Numa concepção de tempo pendular, as atitudes diante da morte se modificaram lentamente, ora inovando ora voltando às origens primitivas, assim como as posturas em relação à religiosidade e espiritualidade. As variações dessas expressões podem ser vistas desde os grandes monumentos até a simplicidade das sepulturas em algumas regiões. A morte, como força da natureza está presente em todos os tempos, e as diferenças de relações com esse fato eminente podem ser observadas a partir da cultura de cada povo. Os ocidentais tratam hoje a morte como tabu, não mais o sexo. A melancolia trazida pela presença da morte faz com que o homem a veja como um mal, tentando não pensar nela e no quanto ela é inerente a vida. Torna-se um assunto a ser evitado, quase obsceno. Ao lidar com a morte, os indígenas, por exemplo, tem pontos de vistas muito diversos dos nossos, assim como os asiáticos. Isto se deve às suas posturas espirituais e culturais, que faz com que vejam a morte como transformação necessária, para que o mundo e a vida possam continuar a existir. A partir do XVIII, a Igreja proíbe os enterros em suas dependências e mesmo dentro das cidades, mas em outras regiões os costumes permanecem. A simplicidade ocidental adotada nas construções de sepulturas não significava desamor de forma alguma, implicava antes na expressão cultural de um povo. Nos dias de hoje, percebemos um repudio da sociedade em relação à Morte, os hospitais se encarregam dos doentes e, consequentemente, dos mortos. A morte interdita ou selvagem surge numa sociedade dessacralizada, onde os seres humanos dirigem sua fé para a ciência, como meio de driblar a morte e suas esperanças; guarda-se o DNA das pessoas, à espera da cura de algumas doenças que escapam às técnicas de hoje, e acalenta-se o desejo de ser clonado e continuar a vida de onde foi interrompida. Tanto hoje como na Antiguidade, vemos mais que o medo da morte, muito mais um amor a vida, e o desejo de nos pensarmos como seres eternos. Atualmente, o assunto continua em evidência nos filmes, poesia, música, tratando de temas atuais no cotidiano das pessoas, com histórias de amor além da vida, e mesmo nos épicos, que falam da glória de morrer em campos de batalhas e assim reviver para reencontrar os companheiros no Valhala, paraíso espiritual onde vivem os guerreiros que tombam em batalhas e recebem as glórias depois da morte. Magníficas suposições!

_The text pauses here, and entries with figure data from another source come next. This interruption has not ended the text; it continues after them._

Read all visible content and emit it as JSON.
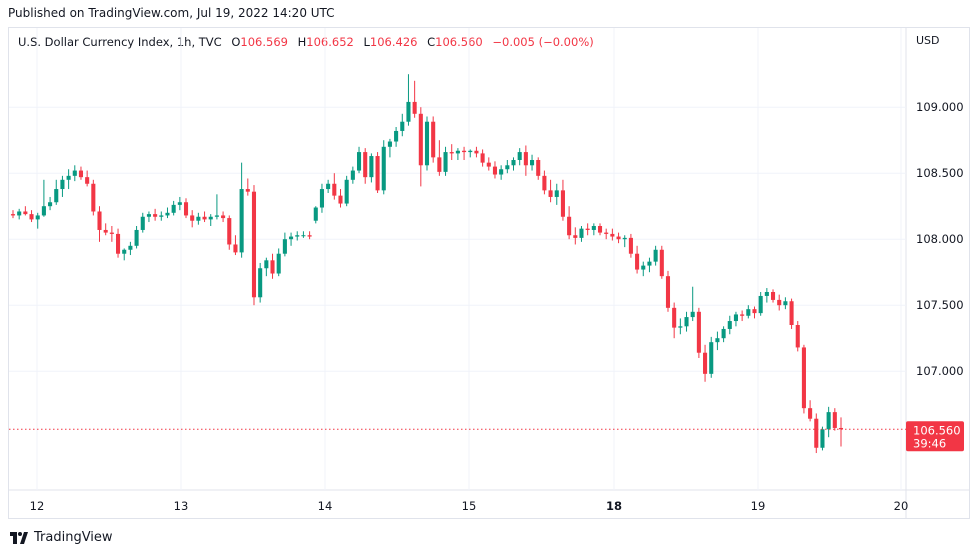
{
  "published": "Published on TradingView.com, Jul 19, 2022 14:20 UTC",
  "footer": {
    "brand": "TradingView",
    "logo_icon": "tradingview-logo-icon"
  },
  "header": {
    "symbol": "U.S. Dollar Currency Index, 1h, TVC",
    "open_label": "O",
    "open": "106.569",
    "high_label": "H",
    "high": "106.652",
    "low_label": "L",
    "low": "106.426",
    "close_label": "C",
    "close": "106.560",
    "change": "−0.005 (−0.00%)",
    "currency": "USD"
  },
  "price_tag": {
    "price": "106.560",
    "countdown": "39:46"
  },
  "colors": {
    "up": "#089981",
    "down": "#f23645",
    "grid": "#f0f3fa",
    "axis_text": "#131722"
  },
  "chart_data": {
    "type": "candlestick",
    "x_ticks": [
      "12",
      "13",
      "14",
      "15",
      "18",
      "19",
      "20"
    ],
    "x_tick_bold": [
      "18"
    ],
    "y_ticks": [
      "109.000",
      "108.500",
      "108.000",
      "107.500",
      "107.000"
    ],
    "ylim": [
      106.1,
      109.6
    ],
    "grid": true,
    "last_price": 106.56,
    "candles": [
      [
        108.19,
        108.22,
        108.16,
        108.18
      ],
      [
        108.18,
        108.23,
        108.15,
        108.21
      ],
      [
        108.21,
        108.25,
        108.18,
        108.19
      ],
      [
        108.19,
        108.22,
        108.13,
        108.15
      ],
      [
        108.15,
        108.2,
        108.08,
        108.18
      ],
      [
        108.18,
        108.45,
        108.17,
        108.25
      ],
      [
        108.25,
        108.32,
        108.22,
        108.28
      ],
      [
        108.28,
        108.45,
        108.26,
        108.38
      ],
      [
        108.38,
        108.48,
        108.32,
        108.45
      ],
      [
        108.45,
        108.53,
        108.38,
        108.48
      ],
      [
        108.48,
        108.56,
        108.44,
        108.52
      ],
      [
        108.52,
        108.55,
        108.45,
        108.47
      ],
      [
        108.47,
        108.52,
        108.4,
        108.42
      ],
      [
        108.42,
        108.45,
        108.18,
        108.21
      ],
      [
        108.21,
        108.25,
        107.98,
        108.07
      ],
      [
        108.07,
        108.12,
        108.03,
        108.05
      ],
      [
        108.05,
        108.1,
        107.98,
        108.04
      ],
      [
        108.04,
        108.08,
        107.86,
        107.89
      ],
      [
        107.89,
        107.93,
        107.84,
        107.92
      ],
      [
        107.92,
        107.98,
        107.88,
        107.95
      ],
      [
        107.95,
        108.1,
        107.93,
        108.07
      ],
      [
        108.07,
        108.2,
        108.05,
        108.17
      ],
      [
        108.17,
        108.21,
        108.13,
        108.19
      ],
      [
        108.19,
        108.23,
        108.14,
        108.17
      ],
      [
        108.17,
        108.21,
        108.14,
        108.18
      ],
      [
        108.18,
        108.24,
        108.16,
        108.2
      ],
      [
        108.2,
        108.29,
        108.18,
        108.26
      ],
      [
        108.26,
        108.32,
        108.22,
        108.28
      ],
      [
        108.28,
        108.31,
        108.16,
        108.18
      ],
      [
        108.18,
        108.22,
        108.09,
        108.14
      ],
      [
        108.14,
        108.2,
        108.11,
        108.17
      ],
      [
        108.17,
        108.21,
        108.13,
        108.15
      ],
      [
        108.15,
        108.19,
        108.1,
        108.17
      ],
      [
        108.17,
        108.34,
        108.15,
        108.18
      ],
      [
        108.18,
        108.21,
        108.13,
        108.16
      ],
      [
        108.16,
        108.18,
        107.92,
        107.96
      ],
      [
        107.96,
        108.03,
        107.88,
        107.9
      ],
      [
        107.9,
        108.58,
        107.86,
        108.38
      ],
      [
        108.38,
        108.46,
        108.33,
        108.36
      ],
      [
        108.36,
        108.41,
        107.5,
        107.56
      ],
      [
        107.56,
        107.82,
        107.52,
        107.78
      ],
      [
        107.78,
        107.86,
        107.72,
        107.84
      ],
      [
        107.84,
        107.89,
        107.7,
        107.74
      ],
      [
        107.74,
        107.93,
        107.72,
        107.89
      ],
      [
        107.89,
        108.05,
        107.87,
        108.0
      ],
      [
        108.0,
        108.05,
        107.95,
        108.02
      ],
      [
        108.02,
        108.06,
        107.99,
        108.03
      ],
      [
        108.03,
        108.06,
        108.01,
        108.03
      ],
      [
        108.03,
        108.06,
        108.0,
        108.02
      ],
      [
        108.14,
        108.25,
        108.12,
        108.24
      ],
      [
        108.24,
        108.42,
        108.2,
        108.38
      ],
      [
        108.38,
        108.45,
        108.35,
        108.42
      ],
      [
        108.42,
        108.5,
        108.3,
        108.33
      ],
      [
        108.33,
        108.38,
        108.24,
        108.27
      ],
      [
        108.27,
        108.48,
        108.25,
        108.45
      ],
      [
        108.45,
        108.55,
        108.42,
        108.52
      ],
      [
        108.52,
        108.7,
        108.5,
        108.66
      ],
      [
        108.66,
        108.69,
        108.42,
        108.47
      ],
      [
        108.47,
        108.65,
        108.43,
        108.63
      ],
      [
        108.63,
        108.66,
        108.35,
        108.37
      ],
      [
        108.37,
        108.75,
        108.34,
        108.7
      ],
      [
        108.7,
        108.76,
        108.62,
        108.74
      ],
      [
        108.74,
        108.85,
        108.7,
        108.82
      ],
      [
        108.82,
        108.95,
        108.78,
        108.89
      ],
      [
        108.89,
        109.25,
        108.86,
        109.04
      ],
      [
        109.04,
        109.2,
        108.92,
        108.95
      ],
      [
        108.95,
        109.0,
        108.4,
        108.56
      ],
      [
        108.56,
        108.93,
        108.52,
        108.89
      ],
      [
        108.89,
        108.93,
        108.58,
        108.62
      ],
      [
        108.62,
        108.75,
        108.48,
        108.51
      ],
      [
        108.51,
        108.7,
        108.48,
        108.66
      ],
      [
        108.66,
        108.72,
        108.6,
        108.65
      ],
      [
        108.65,
        108.69,
        108.6,
        108.67
      ],
      [
        108.67,
        108.7,
        108.6,
        108.66
      ],
      [
        108.66,
        108.68,
        108.62,
        108.67
      ],
      [
        108.67,
        108.7,
        108.62,
        108.65
      ],
      [
        108.65,
        108.68,
        108.55,
        108.58
      ],
      [
        108.58,
        108.62,
        108.52,
        108.55
      ],
      [
        108.55,
        108.59,
        108.46,
        108.49
      ],
      [
        108.49,
        108.56,
        108.45,
        108.53
      ],
      [
        108.53,
        108.6,
        108.5,
        108.56
      ],
      [
        108.56,
        108.62,
        108.52,
        108.6
      ],
      [
        108.6,
        108.69,
        108.56,
        108.66
      ],
      [
        108.66,
        108.71,
        108.48,
        108.56
      ],
      [
        108.56,
        108.64,
        108.52,
        108.6
      ],
      [
        108.6,
        108.62,
        108.45,
        108.48
      ],
      [
        108.48,
        108.52,
        108.34,
        108.37
      ],
      [
        108.37,
        108.45,
        108.28,
        108.32
      ],
      [
        108.32,
        108.42,
        108.26,
        108.37
      ],
      [
        108.37,
        108.45,
        108.14,
        108.17
      ],
      [
        108.17,
        108.25,
        108.0,
        108.03
      ],
      [
        108.03,
        108.09,
        107.96,
        108.01
      ],
      [
        108.01,
        108.1,
        107.98,
        108.08
      ],
      [
        108.08,
        108.12,
        108.03,
        108.07
      ],
      [
        108.07,
        108.12,
        108.03,
        108.1
      ],
      [
        108.1,
        108.12,
        108.03,
        108.05
      ],
      [
        108.05,
        108.08,
        108.0,
        108.04
      ],
      [
        108.04,
        108.08,
        107.99,
        108.02
      ],
      [
        108.02,
        108.05,
        107.97,
        108.0
      ],
      [
        108.0,
        108.03,
        107.94,
        108.01
      ],
      [
        108.01,
        108.04,
        107.86,
        107.89
      ],
      [
        107.89,
        107.95,
        107.74,
        107.77
      ],
      [
        107.77,
        107.83,
        107.72,
        107.8
      ],
      [
        107.8,
        107.86,
        107.75,
        107.83
      ],
      [
        107.83,
        107.95,
        107.8,
        107.92
      ],
      [
        107.92,
        107.95,
        107.7,
        107.72
      ],
      [
        107.72,
        107.76,
        107.45,
        107.48
      ],
      [
        107.48,
        107.52,
        107.25,
        107.33
      ],
      [
        107.33,
        107.4,
        107.28,
        107.34
      ],
      [
        107.34,
        107.45,
        107.3,
        107.41
      ],
      [
        107.41,
        107.64,
        107.38,
        107.45
      ],
      [
        107.45,
        107.48,
        107.1,
        107.14
      ],
      [
        107.14,
        107.2,
        106.92,
        106.98
      ],
      [
        106.98,
        107.26,
        106.95,
        107.22
      ],
      [
        107.22,
        107.3,
        107.16,
        107.25
      ],
      [
        107.25,
        107.34,
        107.22,
        107.32
      ],
      [
        107.32,
        107.42,
        107.28,
        107.38
      ],
      [
        107.38,
        107.45,
        107.34,
        107.43
      ],
      [
        107.43,
        107.46,
        107.38,
        107.42
      ],
      [
        107.42,
        107.5,
        107.4,
        107.47
      ],
      [
        107.47,
        107.49,
        107.4,
        107.44
      ],
      [
        107.44,
        107.6,
        107.42,
        107.57
      ],
      [
        107.57,
        107.63,
        107.52,
        107.6
      ],
      [
        107.6,
        107.62,
        107.52,
        107.54
      ],
      [
        107.54,
        107.58,
        107.46,
        107.5
      ],
      [
        107.5,
        107.56,
        107.47,
        107.53
      ],
      [
        107.53,
        107.55,
        107.32,
        107.35
      ],
      [
        107.35,
        107.38,
        107.15,
        107.18
      ],
      [
        107.18,
        107.2,
        106.68,
        106.72
      ],
      [
        106.72,
        106.78,
        106.62,
        106.64
      ],
      [
        106.64,
        106.68,
        106.38,
        106.42
      ],
      [
        106.42,
        106.58,
        106.4,
        106.56
      ],
      [
        106.56,
        106.73,
        106.5,
        106.69
      ],
      [
        106.69,
        106.72,
        106.55,
        106.57
      ],
      [
        106.57,
        106.65,
        106.43,
        106.56
      ]
    ]
  }
}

Vastos são os labirintos da mente humana, capazes de abrigar as mais diferentes formas de pensamentos e acenar para a humanidade com possibilidades infinitas, diante de um tema que ao ser evitado não se torna desencantado, muito pelo contrário. Leva todos os seres a refletirem e buscarem os sentidos particulares que suas existências e a morte têm para cada um. Trata-se do destino certo, tal qual a luta pela vida. Torna-se a pergunta sem resposta que a arte e a esperança humana vão tentar trazer em suas mais profundas expressões. Pois é onde a Morte se torna bela, na Arte.




"Combater e morrer, é pela morte derrotar a morte,

mas temer e morrer é fazer-lhe homenagem com um sopro servil."